A measure seeking to deregulate the carry of concealed firearms for self-defense in Maine has cleared a major hurdle, passing the State Senate on Thursday by a 21-14 vote.
LD 652, sponsored by Republican Sen. Eric Brakey, would eliminate Maine’s requirement that an individual obtain a permit from Maine State Police or local officials before carrying a concealed firearm. “If someone plans to commit a crime with a firearm, they have little incentive to seek a permit before committing their crime,” Brakey told the Maine Sun Journal. “This policy only impacts those who seek to remain law-abiding citizens. By erecting barriers to the legal right to bear arms, you disarm the very people who enhance public safety and empower those intent on doing crimes.”
The measure would not negate the state’s Right-to-Carry permit system, so permits would still be available those who want to get one.
Texas Is About To Carry
Texas is on track to finally pass licensed open carry.
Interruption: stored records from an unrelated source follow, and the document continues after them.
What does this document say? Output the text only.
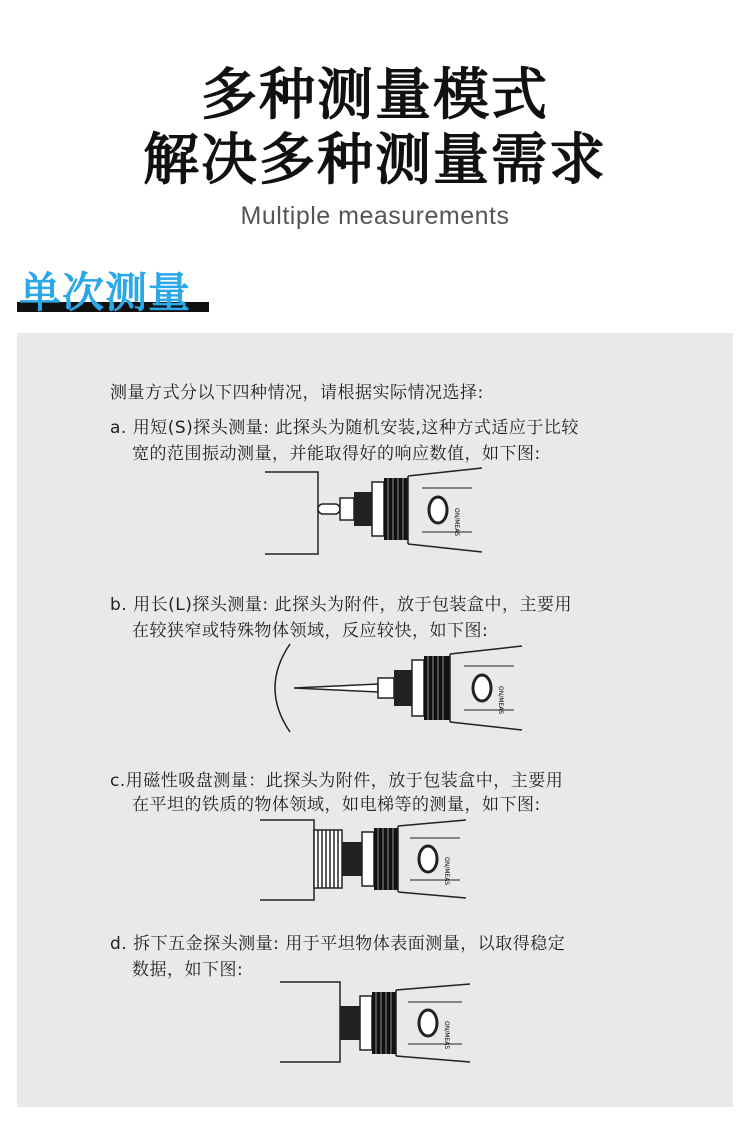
多种测量模式
解决多种测量需求
Multiple measurements
单次测量
测量方式分以下四种情况，请根据实际情况选择:
a. 用短(S)探头测量: 此探头为随机安装,这种方式适应于比较
宽的范围振动测量，并能取得好的响应数值，如下图:
ON/MEAS
b. 用长(L)探头测量: 此探头为附件，放于包装盒中，主要用
在较狭窄或特殊物体领域，反应较快，如下图:
ON/MEAS
c.用磁性吸盘测量：此探头为附件，放于包装盒中，主要用
在平坦的铁质的物体领域，如电梯等的测量，如下图:
ON/MEAS
d. 拆下五金探头测量: 用于平坦物体表面测量，以取得稳定
数据，如下图:
ON/MEAS
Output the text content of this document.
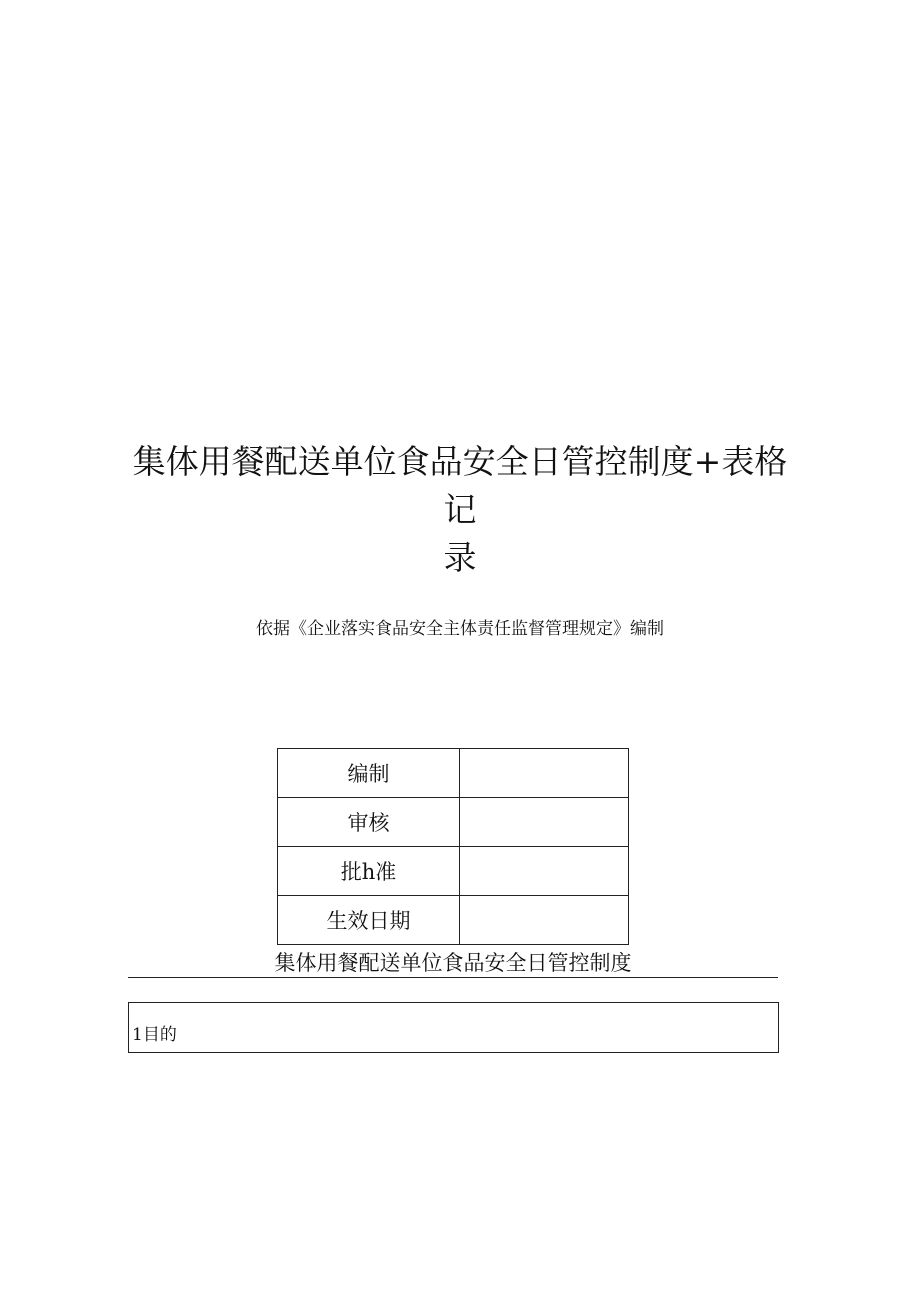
集体用餐配送单位食品安全日管控制度+表格记
录
依据《企业落实食品安全主体责任监督管理规定》编制
编制	
审核	
批h准	
生效日期	
集体用餐配送单位食品安全日管控制度
1目的
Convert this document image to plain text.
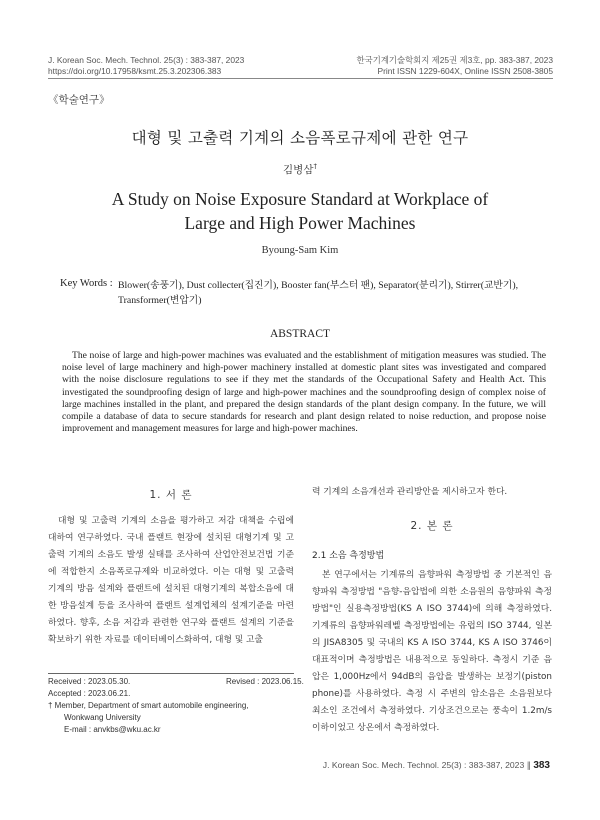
J. Korean Soc. Mech. Technol. 25(3) : 383-387, 2023
https://doi.org/10.17958/ksmt.25.3.202306.383
한국기계기술학회지 제25권 제3호, pp. 383-387, 2023
Print ISSN 1229-604X, Online ISSN 2508-3805
《학술연구》
대형 및 고출력 기계의 소음폭로규제에 관한 연구
김병삼†
A Study on Noise Exposure Standard at Workplace of
Large and High Power Machines
Byoung-Sam Kim
Key Words : Blower(송풍기), Dust collecter(집진기), Booster fan(부스터 팬), Separator(분리기), Stirrer(교반기), Transformer(변압기)
ABSTRACT
The noise of large and high-power machines was evaluated and the establishment of mitigation measures was studied. The noise level of large machinery and high-power machinery installed at domestic plant sites was investigated and compared with the noise disclosure regulations to see if they met the standards of the Occupational Safety and Health Act. This investigated the soundproofing design of large and high-power machines and the soundproofing design of complex noise of large machines installed in the plant, and prepared the design standards of the plant design company. In the future, we will compile a database of data to secure standards for research and plant design related to noise reduction, and propose noise improvement and management measures for large and high-power machines.
1. 서 론
대형 및 고출력 기계의 소음을 평가하고 저감 대책을 수립에 대하여 연구하였다. 국내 플랜트 현장에 설치된 대형기계 및 고출력 기계의 소음도 발생 실태를 조사하여 산업안전보건법 기준에 적합한지 소음폭로규제와 비교하였다. 이는 대형 및 고출력 기계의 방음 설계와 플랜트에 설치된 대형기계의 복합소음에 대한 방음설계 등을 조사하여 플랜트 설계업체의 설계기준을 마련하였다. 향후, 소음 저감과 관련한 연구와 플랜트 설계의 기준을 확보하기 위한 자료를 데이터베이스화하여, 대형 및 고출
력 기계의 소음개선과 관리방안을 제시하고자 한다.
2. 본 론
2.1 소음 측정방법
본 연구에서는 기계류의 음향파워 측정방법 중 기본적인 음향파워 측정방법 "음향-음압법에 의한 소음원의 음향파워 측정방법"인 실용측정방법(KS A ISO 3744)에 의해 측정하였다. 기계류의 음향파워레벨 측정방법에는 유럽의 ISO 3744, 일본의 JISA8305 및 국내의 KS A ISO 3744, KS A ISO 3746이 대표적이며 측정방법은 내용적으로 동일하다. 측정시 기준 음압은 1,000Hz에서 94dB의 음압을 발생하는 보정기(piston phone)를 사용하였다. 측정 시 주변의 암소음은 소음원보다 최소인 조건에서 측정하였다. 기상조건으로는 풍속이 1.2m/s 이하이었고 상온에서 측정하였다.
Received : 2023.05.30.	Revised : 2023.06.15.
Accepted : 2023.06.21.
† Member, Department of smart automobile engineering,
Wonkwang University
E-mail : anvkbs@wku.ac.kr
J. Korean Soc. Mech. Technol. 25(3) : 383-387, 2023 ∥ 383
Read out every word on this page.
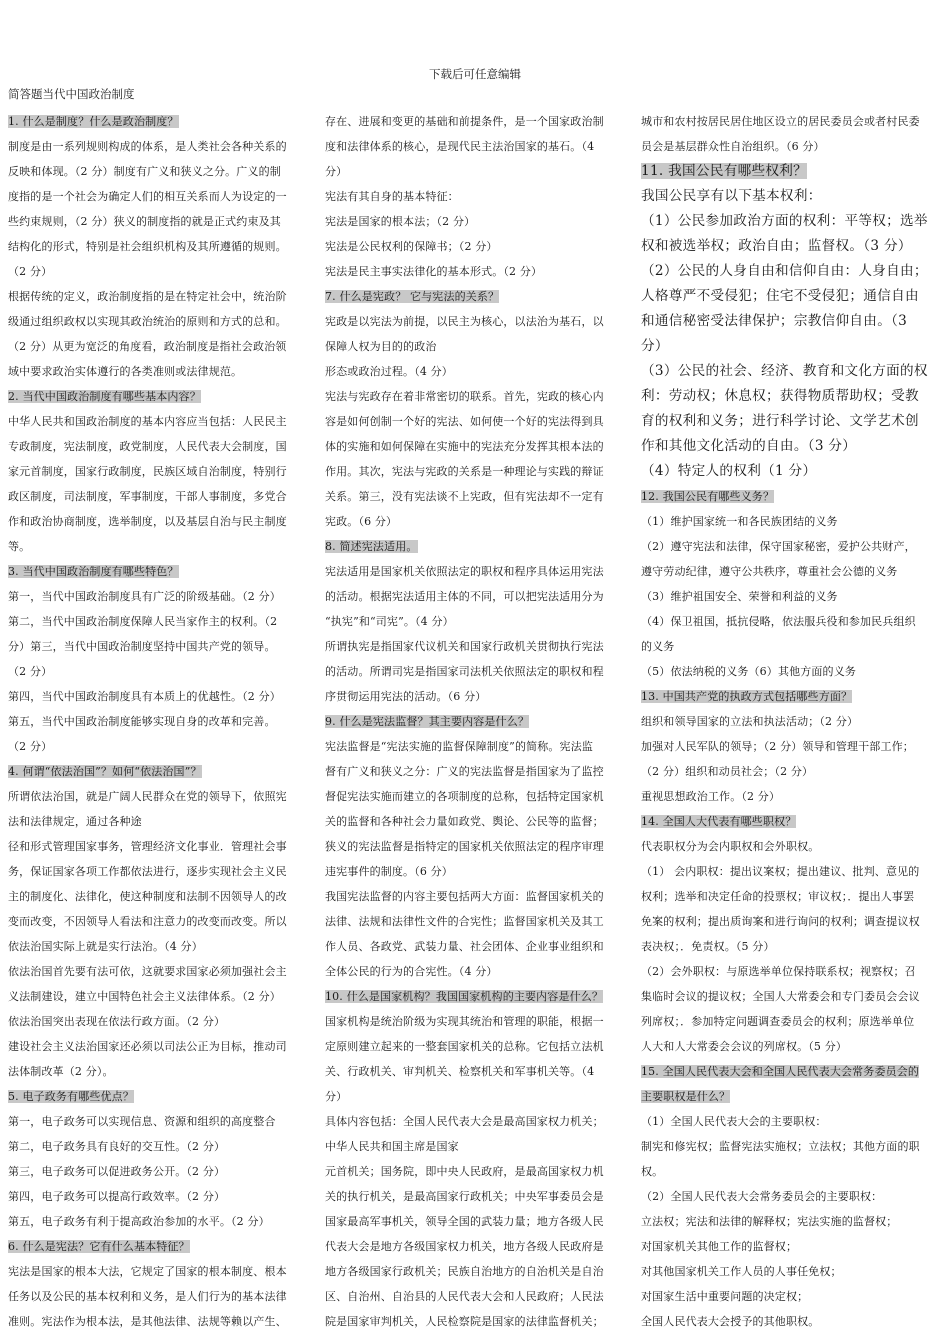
下载后可任意编辑
简答题当代中国政治制度
1. 什么是制度？什么是政治制度？
制度是由一系列规则构成的体系，是人类社会各种关系的
反映和体现。（2 分）制度有广义和狭义之分。广义的制
度指的是一个社会为确定人们的相互关系而人为设定的一
些约束规则，（2 分）狭义的制度指的就是正式约束及其
结构化的形式，特别是社会组织机构及其所遵循的规则。
（2 分）
根据传统的定义，政治制度指的是在特定社会中，统治阶
级通过组织政权以实现其政治统治的原则和方式的总和。
（2 分）从更为宽泛的角度看，政治制度是指社会政治领
域中要求政治实体遵行的各类准则或法律规范。
2. 当代中国政治制度有哪些基本内容？
中华人民共和国政治制度的基本内容应当包括：人民民主
专政制度，宪法制度，政党制度，人民代表大会制度，国
家元首制度，国家行政制度，民族区域自治制度，特别行
政区制度，司法制度，军事制度，干部人事制度，多党合
作和政治协商制度，选举制度，以及基层自治与民主制度
等。
3. 当代中国政治制度有哪些特色？
第一，当代中国政治制度具有广泛的阶级基础。（2 分）
第二，当代中国政治制度保障人民当家作主的权利。（2
分）第三，当代中国政治制度坚持中国共产党的领导。
（2 分）
第四，当代中国政治制度具有本质上的优越性。（2 分）
第五，当代中国政治制度能够实现自身的改革和完善。
（2 分）
4. 何谓“依法治国”？如何“依法治国”？
所谓依法治国，就是广阔人民群众在党的领导下，依照宪
法和法律规定，通过各种途
径和形式管理国家事务，管理经济文化事业．管理社会事
务，保证国家各项工作都依法进行，逐步实现社会主义民
主的制度化、法律化，使这种制度和法制不因领导人的改
变而改变，不因领导人看法和注意力的改变而改变。所以
依法治国实际上就是实行法治。（4 分）
依法治国首先要有法可依，这就要求国家必须加强社会主
义法制建设，建立中国特色社会主义法律体系。（2 分）
依法治国突出表现在依法行政方面。（2 分）
建设社会主义法治国家还必须以司法公正为目标，推动司
法体制改革（2 分）。
5. 电子政务有哪些优点？
第一，电子政务可以实现信息、资源和组织的高度整合
第二，电子政务具有良好的交互性。（2 分）
第三，电子政务可以促进政务公开。（2 分）
第四，电子政务可以提高行政效率。（2 分）
第五，电子政务有利于提高政治参加的水平。（2 分）
6. 什么是宪法？它有什么基本特征？
宪法是国家的根本大法，它规定了国家的根本制度、根本
任务以及公民的基本权利和义务，是人们行为的基本法律
准则。宪法作为根本法，是其他法律、法规等赖以产生、
存在、进展和变更的基础和前提条件，是一个国家政治制
度和法律体系的核心，是现代民主法治国家的基石。（4
分）
宪法有其自身的基本特征：
宪法是国家的根本法；（2 分）
宪法是公民权利的保障书；（2 分）
宪法是民主事实法律化的基本形式。（2 分）
7. 什么是宪政？ 它与宪法的关系？
宪政是以宪法为前提，以民主为核心，以法治为基石，以
保障人权为目的的政治
形态或政治过程。（4 分）
宪法与宪政存在着非常密切的联系。首先，宪政的核心内
容是如何创制一个好的宪法、如何使一个好的宪法得到具
体的实施和如何保障在实施中的宪法充分发挥其根本法的
作用。其次，宪法与宪政的关系是一种理论与实践的辩证
关系。第三，没有宪法谈不上宪政，但有宪法却不一定有
宪政。（6 分）
8. 简述宪法适用。
宪法适用是国家机关依照法定的职权和程序具体运用宪法
的活动。根据宪法适用主体的不同，可以把宪法适用分为
“执宪”和“司宪”。（4 分）
所谓执宪是指国家代议机关和国家行政机关贯彻执行宪法
的活动。所谓司宪是指国家司法机关依照法定的职权和程
序贯彻运用宪法的活动。（6 分）
9. 什么是宪法监督？其主要内容是什么？
宪法监督是“宪法实施的监督保障制度”的简称。宪法监
督有广义和狭义之分：广义的宪法监督是指国家为了监控
督促宪法实施而建立的各项制度的总称，包括特定国家机
关的监督和各种社会力量如政党、舆论、公民等的监督；
狭义的宪法监督是指特定的国家机关依照法定的程序审理
违宪事件的制度。（6 分）
我国宪法监督的内容主要包括两大方面：监督国家机关的
法律、法规和法律性文件的合宪性；监督国家机关及其工
作人员、各政党、武装力量、社会团体、企业事业组织和
全体公民的行为的合宪性。（4 分）
10. 什么是国家机构？我国国家机构的主要内容是什么？
国家机构是统治阶级为实现其统治和管理的职能，根据一
定原则建立起来的一整套国家机关的总称。它包括立法机
关、行政机关、审判机关、检察机关和军事机关等。（4
分）
具体内容包括：全国人民代表大会是最高国家权力机关；
中华人民共和国主席是国家
元首机关；国务院，即中央人民政府，是最高国家权力机
关的执行机关，是最高国家行政机关；中央军事委员会是
国家最高军事机关，领导全国的武装力量；地方各级人民
代表大会是地方各级国家权力机关，地方各级人民政府是
地方各级国家行政机关；民族自治地方的自治机关是自治
区、自治州、自治县的人民代表大会和人民政府；人民法
院是国家审判机关，人民检察院是国家的法律监督机关；
城市和农村按居民居住地区设立的居民委员会或者村民委
员会是基层群众性自治组织。（6 分）
11. 我国公民有哪些权利？
我国公民享有以下基本权利：
（1）公民参加政治方面的权利：平等权；选举
权和被选举权；政治自由；监督权。（3 分）
（2）公民的人身自由和信仰自由：人身自由；
人格尊严不受侵犯；住宅不受侵犯；通信自由
和通信秘密受法律保护；宗教信仰自由。（3
分）
（3）公民的社会、经济、教育和文化方面的权
利：劳动权；休息权；获得物质帮助权；受教
育的权利和义务；进行科学讨论、文学艺术创
作和其他文化活动的自由。（3 分）
（4）特定人的权利（1 分）
12. 我国公民有哪些义务？
（1）维护国家统一和各民族团结的义务
（2）遵守宪法和法律，保守国家秘密，爱护公共财产，
遵守劳动纪律，遵守公共秩序，尊重社会公德的义务
（3）维护祖国安全、荣誉和利益的义务
（4）保卫祖国，抵抗侵略，依法服兵役和参加民兵组织
的义务
（5）依法纳税的义务（6）其他方面的义务
13. 中国共产党的执政方式包括哪些方面？
组织和领导国家的立法和执法活动；（2 分）
加强对人民军队的领导；（2 分）领导和管理干部工作；
（2 分）组织和动员社会；（2 分）
重视思想政治工作。（2 分）
14. 全国人大代表有哪些职权？
代表职权分为会内职权和会外职权。
（1） 会内职权：提出议案权；提出建议、批判、意见的
权利；选举和决定任命的投票权；审议权；．提出人事罢
免案的权利；提出质询案和进行询问的权利；调查提议权
表决权；．免责权。（5 分）
（2）会外职权：与原选举单位保持联系权；视察权；召
集临时会议的提议权；全国人大常委会和专门委员会会议
列席权；．参加特定问题调查委员会的权利；原选举单位
人大和人大常委会会议的列席权。（5 分）
15. 全国人民代表大会和全国人民代表大会常务委员会的
主要职权是什么？
（1）全国人民代表大会的主要职权：
制宪和修宪权；监督宪法实施权；立法权；其他方面的职
权。
（2）全国人民代表大会常务委员会的主要职权：
立法权；宪法和法律的解释权；宪法实施的监督权；
对国家机关其他工作的监督权；
对其他国家机关工作人员的人事任免权；
对国家生活中重要问题的决定权；
全国人民代表大会授予的其他职权。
Lawmakers met Thursday and removed a stipulation that barred police from stopping citizens and asking for their license, removing what seems to be the final barrier to sending the legislation to Gov. Greg Abbott, who has pledged to sign it. It appears that a campus carry bill will also reach Gov. Abbott’s desk before the legislative session ends Monday.
The eyes of the nation have been upon Texas’ 2015 legislative session. Though gun-friendly, Texas is one of the last remaining states to ban open carry. The struggle over Second Amendment rights in Texas has been a major priority for pro-freedom forces as well as anti-gun billionaire Michael Bloomberg, who will no doubt declare some victory in defeat.
However, restoring the rights of 27 million Texans (second in population only to California) can only be viewed as a massive victory for firearm freedom.
Federal Bill Targets Law-Abiding Gun Owners
Unable to pass any significant restrictive gun-control legislation over the past several years, some gun-banners in the U.S. Congress are becoming frustrated. The result: lawmakers introducing ridiculous bills aimed at law-abiding gun owners, while completely ignoring criminals.
U.S. Rep. Carolyn Maloney, D-N.Y., is an excellent example. Misleadingly titled the Firearm Risk Protection Act, Maloney’s newly introduced legislation would require gun owners to purchase liability insurance coverage before being allowed to purchase a firearm. Gun owners without insurance would face a $10,000 fine.
Of course, such a law would do nothing to curtail crime. Criminals, who don’t even acquire their guns through legal means, certainly wouldn’t take out an insurance policy on their illegal guns. Instead, such a law would be an expensive nuisance for law-abiding gun owners—likely exactly what Maloney had planned.
Celebrities And Corporations Prepare To Wear Orange
The popularity of any given mass movement can frequently be directly proportionate to how inoffensive and, well, pointless it is. The “Wear Orange” campaign, spearheaded by the various heads of Michael Bloomberg’s anti-gun hydra, is evidence of this principle. In order to mark “National Gun Violence Awareness Day” on June 2, some people plan to wear orange.
This may be pointless, but participating is an easy way of scoring points for being “socially conscious.” That’s why a host of stars including Julianne Moore, Russell Simmons and Michael Stipe will be participating, along with shows of support from MTV and HBO. “We’re often presented with a false choice in the guns debate: That you have to ‘pick a side,’” Stipe said. “But every American opposes gun violence …” It’s a shame that quite a few presumably well-meaning celebrities are caught up in a thinly veiled anti-gun stunt orchestrated by Bloomberg and friends.
Armed Dad Keeps Family From Harm
Kenneth Sykes of Louisville, Tenn., was taking an afternoon nap when he awoke to the sounds of his kids screaming in terror.
“Then my son and daughter run in, they say some guy is trying to come in, he is running on the side of the house now,” Sykes said. So he grabbed his gun and headed outside, where he was met by 31-year-old Corey Gill.
Sykes pointed his gun at Gill, ordered him not to move and held him at gunpoint until police arrived. Gill was later charged with burglary and possession of drug paraphernalia.
Sykes was just grateful no one was hurt. “If I would have been in the living room, up and moving around, it would have been a different phone call. We wouldn’t have been calling 911, we would’ve been calling EMS or the coroner.”